Dockworkers had noticed beforehand that fertilizer containers were warm to the touch after having been stored in improper conditions. When they started to react, eventually catching fire inside of the hold, the Grandchamp’s captain ordered the crew to snuff the flames out instead of ruining the payload with water. After the blaze grew too much, firefighters boarded and began pumping steam into the ship.

See, NH4NO3 is incredibly susceptible to ignition from warm temperatures and to detonation from shock. It’s also an oxidizer, which renders steam ineffective as an extinguisher. As the pressure and heat in the hold grew, the fire spread rapidly and attracted a crowd along the docks and shore at a distance the townsfolk thought was safe.

At 9:12 a.m., the Grandchamp’s payload detonated. The blast leveled over 1,000 buildings immediately, including a chemical plant whose refineries and tanks ignited. Much of the ship’s 6,000 tons of steel body was launched into the air at speeds approaching that of sound, including the Grandchamp’s anchor, which was blown 1.6 miles into the city. The explosion was heard from 150 miles away by some accounts. (For reference, Rochester is 64 miles away and Syracuse is 136.)

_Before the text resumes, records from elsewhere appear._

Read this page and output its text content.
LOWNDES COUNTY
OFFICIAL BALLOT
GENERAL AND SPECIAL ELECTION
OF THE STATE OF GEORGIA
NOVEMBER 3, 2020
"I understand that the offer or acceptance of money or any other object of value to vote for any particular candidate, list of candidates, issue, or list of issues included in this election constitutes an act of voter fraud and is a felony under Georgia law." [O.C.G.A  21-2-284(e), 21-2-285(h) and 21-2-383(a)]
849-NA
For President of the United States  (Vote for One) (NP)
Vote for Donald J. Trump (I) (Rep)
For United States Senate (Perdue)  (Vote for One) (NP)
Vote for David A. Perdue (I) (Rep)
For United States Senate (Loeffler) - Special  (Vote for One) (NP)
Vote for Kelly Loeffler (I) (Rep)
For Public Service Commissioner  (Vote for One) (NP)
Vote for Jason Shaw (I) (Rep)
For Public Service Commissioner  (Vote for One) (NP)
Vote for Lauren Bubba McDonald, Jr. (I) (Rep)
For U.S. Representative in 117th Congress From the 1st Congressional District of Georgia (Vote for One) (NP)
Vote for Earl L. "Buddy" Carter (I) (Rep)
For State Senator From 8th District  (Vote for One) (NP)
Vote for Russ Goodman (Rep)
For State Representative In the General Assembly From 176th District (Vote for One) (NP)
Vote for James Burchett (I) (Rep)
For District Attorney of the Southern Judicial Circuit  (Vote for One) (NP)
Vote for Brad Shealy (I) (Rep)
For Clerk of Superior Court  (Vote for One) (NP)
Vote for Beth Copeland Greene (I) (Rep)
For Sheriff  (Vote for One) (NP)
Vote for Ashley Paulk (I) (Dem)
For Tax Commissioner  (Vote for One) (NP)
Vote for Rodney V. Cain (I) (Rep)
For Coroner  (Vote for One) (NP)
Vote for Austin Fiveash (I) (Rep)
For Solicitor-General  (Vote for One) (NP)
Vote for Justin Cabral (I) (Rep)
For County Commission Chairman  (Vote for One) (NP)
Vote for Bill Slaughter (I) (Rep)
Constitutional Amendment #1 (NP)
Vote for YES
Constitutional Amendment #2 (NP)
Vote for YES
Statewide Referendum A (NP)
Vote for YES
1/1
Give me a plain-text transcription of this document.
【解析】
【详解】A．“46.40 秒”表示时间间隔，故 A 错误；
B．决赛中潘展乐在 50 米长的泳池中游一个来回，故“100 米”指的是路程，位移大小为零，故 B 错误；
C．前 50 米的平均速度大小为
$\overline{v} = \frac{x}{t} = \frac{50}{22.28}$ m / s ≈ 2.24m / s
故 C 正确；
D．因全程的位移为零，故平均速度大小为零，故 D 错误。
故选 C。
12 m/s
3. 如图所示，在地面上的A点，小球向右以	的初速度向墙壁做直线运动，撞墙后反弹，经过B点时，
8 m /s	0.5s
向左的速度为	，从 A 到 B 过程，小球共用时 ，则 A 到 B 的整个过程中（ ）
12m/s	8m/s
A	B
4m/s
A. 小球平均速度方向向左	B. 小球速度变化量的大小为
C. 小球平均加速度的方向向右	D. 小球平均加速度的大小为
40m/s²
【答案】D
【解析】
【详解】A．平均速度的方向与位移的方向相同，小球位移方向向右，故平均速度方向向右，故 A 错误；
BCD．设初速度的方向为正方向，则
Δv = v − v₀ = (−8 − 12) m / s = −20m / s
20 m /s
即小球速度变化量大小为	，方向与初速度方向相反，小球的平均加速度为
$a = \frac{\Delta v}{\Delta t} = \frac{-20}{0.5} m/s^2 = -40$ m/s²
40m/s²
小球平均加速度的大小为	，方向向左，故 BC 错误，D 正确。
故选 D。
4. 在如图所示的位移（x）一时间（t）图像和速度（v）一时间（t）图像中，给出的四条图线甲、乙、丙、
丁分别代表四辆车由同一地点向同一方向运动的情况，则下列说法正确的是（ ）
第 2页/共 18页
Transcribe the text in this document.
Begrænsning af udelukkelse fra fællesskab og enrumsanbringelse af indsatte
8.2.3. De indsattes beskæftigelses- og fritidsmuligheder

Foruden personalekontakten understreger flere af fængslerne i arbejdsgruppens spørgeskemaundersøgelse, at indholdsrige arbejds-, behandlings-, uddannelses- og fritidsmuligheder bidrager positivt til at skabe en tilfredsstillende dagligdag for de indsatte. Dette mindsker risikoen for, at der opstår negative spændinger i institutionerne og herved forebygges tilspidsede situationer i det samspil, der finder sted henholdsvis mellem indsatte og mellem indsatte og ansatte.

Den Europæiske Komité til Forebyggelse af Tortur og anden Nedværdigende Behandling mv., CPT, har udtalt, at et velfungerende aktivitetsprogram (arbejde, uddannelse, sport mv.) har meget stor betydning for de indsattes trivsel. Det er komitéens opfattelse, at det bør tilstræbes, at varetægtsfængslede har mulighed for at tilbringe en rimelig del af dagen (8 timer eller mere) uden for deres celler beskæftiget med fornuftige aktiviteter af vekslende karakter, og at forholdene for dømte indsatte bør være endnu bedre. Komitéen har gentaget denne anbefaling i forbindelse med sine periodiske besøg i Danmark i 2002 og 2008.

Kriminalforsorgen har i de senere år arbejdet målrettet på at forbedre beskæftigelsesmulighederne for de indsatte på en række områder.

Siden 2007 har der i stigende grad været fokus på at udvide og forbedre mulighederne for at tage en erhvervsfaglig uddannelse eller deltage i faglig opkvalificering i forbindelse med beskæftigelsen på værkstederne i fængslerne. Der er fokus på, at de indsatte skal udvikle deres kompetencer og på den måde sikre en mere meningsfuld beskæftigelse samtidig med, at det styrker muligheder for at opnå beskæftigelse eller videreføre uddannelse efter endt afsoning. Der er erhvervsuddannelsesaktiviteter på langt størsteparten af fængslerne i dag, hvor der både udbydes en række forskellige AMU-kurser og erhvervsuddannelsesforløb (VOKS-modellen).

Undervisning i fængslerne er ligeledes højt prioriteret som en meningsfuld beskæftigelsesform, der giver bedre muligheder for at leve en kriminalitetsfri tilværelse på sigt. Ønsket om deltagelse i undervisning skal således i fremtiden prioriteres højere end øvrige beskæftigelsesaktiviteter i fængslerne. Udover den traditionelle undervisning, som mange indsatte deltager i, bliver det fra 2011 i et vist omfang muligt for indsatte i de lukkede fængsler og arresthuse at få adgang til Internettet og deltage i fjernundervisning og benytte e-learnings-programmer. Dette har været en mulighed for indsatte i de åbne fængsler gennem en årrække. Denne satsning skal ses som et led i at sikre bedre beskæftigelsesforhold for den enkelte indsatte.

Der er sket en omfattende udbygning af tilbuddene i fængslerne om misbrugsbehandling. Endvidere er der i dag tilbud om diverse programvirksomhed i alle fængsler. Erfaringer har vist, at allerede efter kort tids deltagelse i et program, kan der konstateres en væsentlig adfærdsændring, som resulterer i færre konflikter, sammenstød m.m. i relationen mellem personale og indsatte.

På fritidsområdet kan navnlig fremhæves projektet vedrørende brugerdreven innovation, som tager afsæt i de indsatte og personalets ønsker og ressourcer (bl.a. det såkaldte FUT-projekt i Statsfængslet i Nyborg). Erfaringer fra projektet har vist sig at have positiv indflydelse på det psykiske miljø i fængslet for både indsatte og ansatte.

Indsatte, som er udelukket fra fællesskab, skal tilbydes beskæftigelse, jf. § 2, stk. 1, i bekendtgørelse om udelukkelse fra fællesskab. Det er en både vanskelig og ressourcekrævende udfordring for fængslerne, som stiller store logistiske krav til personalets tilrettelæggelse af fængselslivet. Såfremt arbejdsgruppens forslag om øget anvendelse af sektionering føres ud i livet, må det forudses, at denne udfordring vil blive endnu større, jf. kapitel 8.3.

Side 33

Every Texas City Fire Department member, except for one, was killed immediately. With the fire response devastated, the explosion’s shock ignited the High Flyer’s cargo and 15 hours after the initial blast the second ship blew as well. The fires burned for over a week.

The incident, while rarely spoken of today, was the worst industrial accident to ever occur on U.S. soil and one of the largest non-nuclear explosions in human history.